The very question presented by these prayers has been so very recently passed upon by this Court in the case of the Jewel Tea Company v. Weber, supra, that a repetition of what we there said, JUDGE THOMAS, speaking for us, is all that should be said:

"As the case was tried by a jury, with the burden on the appellant to show that the decision of the Commission was incorrect, it was for the jury to determine the questions of fact presented by the appeal and among them the question whether the injury sustained by the deceased arose out of and in the course of his employment by the appellant, and the Court was not authorized to say that the appellant had met the burden imposed on it, or to assume a fact to be found by the jury. In the case of Western Md. R. Co. v. Kehoe, 86 Md. 54, the Court said: `The Court can not decide between opposing witnesses. The jury must determine questions of fact, and, as said in Charleston Insurance Co. v. Corner, 2 Gill, 427, "No action of the Court should control the exercise of their admitted right to weigh the credibility of evidence."' In B. O.R. Co. v. Hendricks, 104 Md. 76, CHIEF JUDGE McSHERRY said: `There is no principle better established than that which denies to the Court the right of assuming any fact, in aid of a prayer, when the onus of proving such fact rests upon the party asking the instruction, no matter how strong and convincing his proof on the subject may be.' In the case of Calvert Bank v. Katz, 102 Md. 56, JUDGE JONES, speaking for the Court, said: `Doubtless, the jury would have found these facts according to the testimony, but the sufficiency of the evidence to satisfy the jury, or the circumstance that it was all on one side, does not authorize the Court to direct the jury that it proves the fact'; and in the case of Lemp Brewing Co. v. Mantz, 120 Md. 176, the Court said: `With that burden on the plaintiff, the claimant, the case at bar could not, at the instances of the plaintiff, have been withdraw from the jury, for although the evidence adduced by the plaintiff was practically uncontradicted, the rule in this State is that the Court can not assume the existence of facts and take away from the jury the finding of the same.'

"The settled rule in such cases as to the burden of proof and the established principle applicable to withdrawing a case from the jury required the jury to decide the questions of fact presented by the appeal in this case, and the Court below properly refused to grant the first, second and third prayers of the appellant."

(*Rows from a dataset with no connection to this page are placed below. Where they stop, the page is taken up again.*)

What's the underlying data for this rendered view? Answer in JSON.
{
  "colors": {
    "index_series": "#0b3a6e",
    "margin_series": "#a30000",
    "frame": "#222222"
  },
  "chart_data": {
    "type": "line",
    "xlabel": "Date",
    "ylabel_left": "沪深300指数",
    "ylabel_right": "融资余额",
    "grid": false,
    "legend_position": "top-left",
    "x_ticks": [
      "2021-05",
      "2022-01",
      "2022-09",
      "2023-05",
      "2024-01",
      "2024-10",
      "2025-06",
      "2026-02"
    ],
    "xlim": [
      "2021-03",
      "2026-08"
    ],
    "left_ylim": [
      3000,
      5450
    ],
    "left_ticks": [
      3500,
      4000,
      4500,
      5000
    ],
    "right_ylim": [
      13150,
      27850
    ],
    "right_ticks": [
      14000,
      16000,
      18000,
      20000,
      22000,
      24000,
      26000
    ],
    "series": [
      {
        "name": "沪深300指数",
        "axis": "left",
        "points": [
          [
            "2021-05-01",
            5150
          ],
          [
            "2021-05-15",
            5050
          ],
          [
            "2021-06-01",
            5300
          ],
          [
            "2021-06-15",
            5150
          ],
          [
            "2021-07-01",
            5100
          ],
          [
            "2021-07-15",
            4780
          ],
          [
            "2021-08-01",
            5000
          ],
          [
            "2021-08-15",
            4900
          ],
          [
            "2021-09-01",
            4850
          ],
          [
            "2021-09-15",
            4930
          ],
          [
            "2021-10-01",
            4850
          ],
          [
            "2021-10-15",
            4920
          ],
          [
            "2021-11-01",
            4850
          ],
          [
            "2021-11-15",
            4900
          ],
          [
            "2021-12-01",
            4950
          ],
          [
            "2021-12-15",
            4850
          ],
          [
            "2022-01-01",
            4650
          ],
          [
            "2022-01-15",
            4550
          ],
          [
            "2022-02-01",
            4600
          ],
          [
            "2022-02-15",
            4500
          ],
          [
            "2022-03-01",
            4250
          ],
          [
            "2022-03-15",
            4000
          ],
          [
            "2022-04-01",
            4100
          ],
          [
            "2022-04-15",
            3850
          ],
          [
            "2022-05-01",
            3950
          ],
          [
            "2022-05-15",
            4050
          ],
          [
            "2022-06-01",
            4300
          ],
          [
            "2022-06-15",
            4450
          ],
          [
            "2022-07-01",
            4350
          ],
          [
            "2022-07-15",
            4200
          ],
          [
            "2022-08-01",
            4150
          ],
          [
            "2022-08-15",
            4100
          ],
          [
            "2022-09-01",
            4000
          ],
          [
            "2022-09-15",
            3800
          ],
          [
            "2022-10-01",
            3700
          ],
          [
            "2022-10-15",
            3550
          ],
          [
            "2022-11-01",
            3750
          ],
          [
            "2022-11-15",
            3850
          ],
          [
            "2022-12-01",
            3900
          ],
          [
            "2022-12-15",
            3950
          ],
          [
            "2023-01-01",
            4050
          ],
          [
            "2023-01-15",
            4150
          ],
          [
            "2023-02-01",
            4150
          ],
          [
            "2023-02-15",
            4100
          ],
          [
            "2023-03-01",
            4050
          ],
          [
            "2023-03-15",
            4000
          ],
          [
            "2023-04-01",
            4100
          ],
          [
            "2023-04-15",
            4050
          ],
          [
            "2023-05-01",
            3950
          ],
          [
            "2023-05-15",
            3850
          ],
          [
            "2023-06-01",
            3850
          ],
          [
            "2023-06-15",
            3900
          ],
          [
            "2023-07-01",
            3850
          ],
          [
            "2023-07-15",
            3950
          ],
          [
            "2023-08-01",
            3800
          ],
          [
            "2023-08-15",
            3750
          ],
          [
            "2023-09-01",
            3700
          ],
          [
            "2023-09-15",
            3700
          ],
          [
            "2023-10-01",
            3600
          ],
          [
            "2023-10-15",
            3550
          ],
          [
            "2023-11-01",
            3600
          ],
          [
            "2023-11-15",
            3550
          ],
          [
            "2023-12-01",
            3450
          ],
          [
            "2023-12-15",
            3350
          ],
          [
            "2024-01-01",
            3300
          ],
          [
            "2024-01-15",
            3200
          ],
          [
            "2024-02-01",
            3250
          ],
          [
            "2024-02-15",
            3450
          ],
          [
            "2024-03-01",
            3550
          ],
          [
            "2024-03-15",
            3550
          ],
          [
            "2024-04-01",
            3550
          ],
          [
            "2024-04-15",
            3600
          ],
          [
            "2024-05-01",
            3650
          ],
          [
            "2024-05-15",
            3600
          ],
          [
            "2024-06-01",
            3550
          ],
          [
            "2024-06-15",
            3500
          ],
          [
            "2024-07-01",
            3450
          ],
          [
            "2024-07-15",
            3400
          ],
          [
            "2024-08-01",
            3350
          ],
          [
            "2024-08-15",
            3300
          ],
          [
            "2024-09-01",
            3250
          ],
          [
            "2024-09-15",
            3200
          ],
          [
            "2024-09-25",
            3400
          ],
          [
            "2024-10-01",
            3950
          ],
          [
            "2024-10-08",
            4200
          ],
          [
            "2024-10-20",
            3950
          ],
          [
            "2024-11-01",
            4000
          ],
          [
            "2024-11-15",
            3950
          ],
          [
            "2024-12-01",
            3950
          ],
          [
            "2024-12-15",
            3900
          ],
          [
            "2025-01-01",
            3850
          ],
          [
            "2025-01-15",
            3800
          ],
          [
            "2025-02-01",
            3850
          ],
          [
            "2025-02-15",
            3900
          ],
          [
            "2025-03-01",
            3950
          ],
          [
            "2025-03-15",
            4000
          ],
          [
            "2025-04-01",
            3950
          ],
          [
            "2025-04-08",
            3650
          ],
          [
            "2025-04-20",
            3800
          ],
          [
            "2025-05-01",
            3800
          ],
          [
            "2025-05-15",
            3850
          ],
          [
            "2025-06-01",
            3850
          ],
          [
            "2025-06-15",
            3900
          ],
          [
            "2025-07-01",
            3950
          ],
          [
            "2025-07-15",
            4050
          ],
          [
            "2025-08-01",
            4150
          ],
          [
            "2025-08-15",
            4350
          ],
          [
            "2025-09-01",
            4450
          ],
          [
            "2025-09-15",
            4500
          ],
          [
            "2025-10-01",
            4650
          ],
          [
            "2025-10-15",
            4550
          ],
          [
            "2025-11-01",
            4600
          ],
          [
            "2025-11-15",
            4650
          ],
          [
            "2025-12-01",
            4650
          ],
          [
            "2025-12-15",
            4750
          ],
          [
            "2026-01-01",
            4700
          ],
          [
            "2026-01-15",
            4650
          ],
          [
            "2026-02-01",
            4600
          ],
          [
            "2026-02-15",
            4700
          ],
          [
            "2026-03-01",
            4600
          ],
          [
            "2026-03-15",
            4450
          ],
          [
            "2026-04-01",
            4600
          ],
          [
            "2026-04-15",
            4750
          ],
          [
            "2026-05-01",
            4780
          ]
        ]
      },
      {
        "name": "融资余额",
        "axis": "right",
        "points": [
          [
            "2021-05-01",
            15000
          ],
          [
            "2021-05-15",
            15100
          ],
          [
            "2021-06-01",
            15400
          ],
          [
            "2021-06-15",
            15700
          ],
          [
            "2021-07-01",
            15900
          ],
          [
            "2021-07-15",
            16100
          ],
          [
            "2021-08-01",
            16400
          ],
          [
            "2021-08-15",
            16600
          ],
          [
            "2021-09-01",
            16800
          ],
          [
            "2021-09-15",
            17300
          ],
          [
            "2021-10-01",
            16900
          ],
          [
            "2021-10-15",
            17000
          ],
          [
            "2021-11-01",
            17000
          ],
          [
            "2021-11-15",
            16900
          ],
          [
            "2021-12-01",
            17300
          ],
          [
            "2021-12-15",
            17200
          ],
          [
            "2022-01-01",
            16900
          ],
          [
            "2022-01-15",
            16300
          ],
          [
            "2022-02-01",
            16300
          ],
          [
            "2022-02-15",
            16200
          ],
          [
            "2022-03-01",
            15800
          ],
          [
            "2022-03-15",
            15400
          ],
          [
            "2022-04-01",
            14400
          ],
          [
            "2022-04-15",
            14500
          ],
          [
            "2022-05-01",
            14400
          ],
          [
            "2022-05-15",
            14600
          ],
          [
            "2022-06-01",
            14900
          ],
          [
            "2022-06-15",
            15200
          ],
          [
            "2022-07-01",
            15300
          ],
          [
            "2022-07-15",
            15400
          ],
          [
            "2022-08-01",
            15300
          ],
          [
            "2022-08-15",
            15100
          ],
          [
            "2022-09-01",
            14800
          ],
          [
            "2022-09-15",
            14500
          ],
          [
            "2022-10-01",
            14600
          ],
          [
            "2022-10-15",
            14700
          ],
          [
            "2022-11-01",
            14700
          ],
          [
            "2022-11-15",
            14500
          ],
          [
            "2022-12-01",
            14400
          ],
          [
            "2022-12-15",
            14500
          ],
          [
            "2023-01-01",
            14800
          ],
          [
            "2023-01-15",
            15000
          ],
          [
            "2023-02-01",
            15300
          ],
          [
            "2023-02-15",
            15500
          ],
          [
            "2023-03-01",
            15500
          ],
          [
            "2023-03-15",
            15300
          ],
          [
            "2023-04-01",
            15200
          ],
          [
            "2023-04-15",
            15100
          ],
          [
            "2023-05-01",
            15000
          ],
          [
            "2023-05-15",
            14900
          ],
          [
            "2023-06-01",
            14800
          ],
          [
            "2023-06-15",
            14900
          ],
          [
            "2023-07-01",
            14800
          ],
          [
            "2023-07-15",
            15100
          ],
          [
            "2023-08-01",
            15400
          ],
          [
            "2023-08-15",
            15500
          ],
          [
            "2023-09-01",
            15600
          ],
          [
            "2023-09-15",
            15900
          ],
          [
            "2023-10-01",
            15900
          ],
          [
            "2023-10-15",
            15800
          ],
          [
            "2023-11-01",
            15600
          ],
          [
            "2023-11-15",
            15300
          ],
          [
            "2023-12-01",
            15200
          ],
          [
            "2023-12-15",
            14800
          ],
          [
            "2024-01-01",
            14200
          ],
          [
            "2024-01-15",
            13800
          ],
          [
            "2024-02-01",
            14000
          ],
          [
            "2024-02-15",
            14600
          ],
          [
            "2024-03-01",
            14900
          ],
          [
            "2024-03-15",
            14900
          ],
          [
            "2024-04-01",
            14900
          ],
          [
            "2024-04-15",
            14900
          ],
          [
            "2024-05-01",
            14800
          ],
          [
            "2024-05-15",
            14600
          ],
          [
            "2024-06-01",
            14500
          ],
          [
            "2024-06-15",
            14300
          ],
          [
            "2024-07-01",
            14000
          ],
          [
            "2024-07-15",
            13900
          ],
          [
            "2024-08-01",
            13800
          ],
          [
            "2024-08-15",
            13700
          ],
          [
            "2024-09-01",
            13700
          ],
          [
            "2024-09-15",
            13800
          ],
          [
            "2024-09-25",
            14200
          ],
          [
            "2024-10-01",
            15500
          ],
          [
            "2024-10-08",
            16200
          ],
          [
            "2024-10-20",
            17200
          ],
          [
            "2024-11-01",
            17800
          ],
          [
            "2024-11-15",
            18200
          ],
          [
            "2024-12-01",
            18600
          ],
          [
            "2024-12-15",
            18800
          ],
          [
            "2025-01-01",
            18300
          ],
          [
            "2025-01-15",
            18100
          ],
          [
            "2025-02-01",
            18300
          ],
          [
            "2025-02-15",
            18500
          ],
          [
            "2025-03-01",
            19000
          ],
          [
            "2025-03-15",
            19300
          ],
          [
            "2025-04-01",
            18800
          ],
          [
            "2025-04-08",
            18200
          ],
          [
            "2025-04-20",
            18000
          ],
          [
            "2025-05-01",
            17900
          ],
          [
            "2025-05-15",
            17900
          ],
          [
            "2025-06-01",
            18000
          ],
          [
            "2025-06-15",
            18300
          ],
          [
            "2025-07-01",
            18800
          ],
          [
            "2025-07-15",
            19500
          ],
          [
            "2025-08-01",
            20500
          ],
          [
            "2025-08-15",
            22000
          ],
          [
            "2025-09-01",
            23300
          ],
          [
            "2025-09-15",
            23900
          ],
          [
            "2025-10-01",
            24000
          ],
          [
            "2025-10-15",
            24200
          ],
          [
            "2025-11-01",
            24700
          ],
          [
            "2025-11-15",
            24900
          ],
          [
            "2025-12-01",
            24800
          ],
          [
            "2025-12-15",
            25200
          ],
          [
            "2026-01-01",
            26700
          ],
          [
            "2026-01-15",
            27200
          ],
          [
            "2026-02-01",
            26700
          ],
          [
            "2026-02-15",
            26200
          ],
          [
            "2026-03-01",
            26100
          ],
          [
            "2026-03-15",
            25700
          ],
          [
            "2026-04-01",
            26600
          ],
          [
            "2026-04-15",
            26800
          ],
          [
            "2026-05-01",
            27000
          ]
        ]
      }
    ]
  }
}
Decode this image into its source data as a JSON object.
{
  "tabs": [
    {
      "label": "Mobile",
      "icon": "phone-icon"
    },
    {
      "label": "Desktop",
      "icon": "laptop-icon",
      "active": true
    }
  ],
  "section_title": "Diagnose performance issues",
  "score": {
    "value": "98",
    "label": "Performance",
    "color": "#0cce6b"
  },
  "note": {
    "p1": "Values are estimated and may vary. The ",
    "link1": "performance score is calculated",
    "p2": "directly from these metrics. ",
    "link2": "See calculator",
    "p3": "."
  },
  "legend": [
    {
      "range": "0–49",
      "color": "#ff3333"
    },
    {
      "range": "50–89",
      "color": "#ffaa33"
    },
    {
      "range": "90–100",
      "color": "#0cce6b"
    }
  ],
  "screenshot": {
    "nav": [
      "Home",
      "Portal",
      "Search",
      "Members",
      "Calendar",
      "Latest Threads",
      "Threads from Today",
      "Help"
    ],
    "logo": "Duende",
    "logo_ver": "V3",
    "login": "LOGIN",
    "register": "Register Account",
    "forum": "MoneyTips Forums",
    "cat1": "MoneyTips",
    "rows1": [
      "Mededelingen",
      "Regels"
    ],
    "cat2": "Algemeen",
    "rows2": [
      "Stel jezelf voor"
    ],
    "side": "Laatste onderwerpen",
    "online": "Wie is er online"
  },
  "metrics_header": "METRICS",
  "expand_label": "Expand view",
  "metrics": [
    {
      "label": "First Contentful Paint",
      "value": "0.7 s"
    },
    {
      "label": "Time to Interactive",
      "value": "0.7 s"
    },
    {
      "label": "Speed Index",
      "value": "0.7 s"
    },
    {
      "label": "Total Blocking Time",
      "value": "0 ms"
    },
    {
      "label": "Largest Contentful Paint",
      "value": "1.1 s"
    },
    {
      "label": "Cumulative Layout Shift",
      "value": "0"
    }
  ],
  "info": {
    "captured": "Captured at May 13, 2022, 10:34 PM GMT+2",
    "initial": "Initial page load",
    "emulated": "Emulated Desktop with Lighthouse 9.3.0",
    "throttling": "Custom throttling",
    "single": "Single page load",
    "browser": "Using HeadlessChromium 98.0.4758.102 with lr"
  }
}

The fact that we were there dealing with a case which was tried with the aid of a jury, and in the case at bar was tried without the aid of a jury, causes no difference in the principles above announced. It has long been established that, in trying a case before the Court, sitting as a Court and jury, the same rule of law is applicable to the prayers, upon the question of their rejection, as would be if the case were being tried before a jury. Lyon v. George, 44 Md. 295; Hobbs v. Batory, 86 Md. 68.

It is clear the questions of fact involved in these prayers should have been presented in prayers for the Court to find as facts, and therefore the ruling was correct on these prayers.

Judgment affirmed, with costs to the appellee.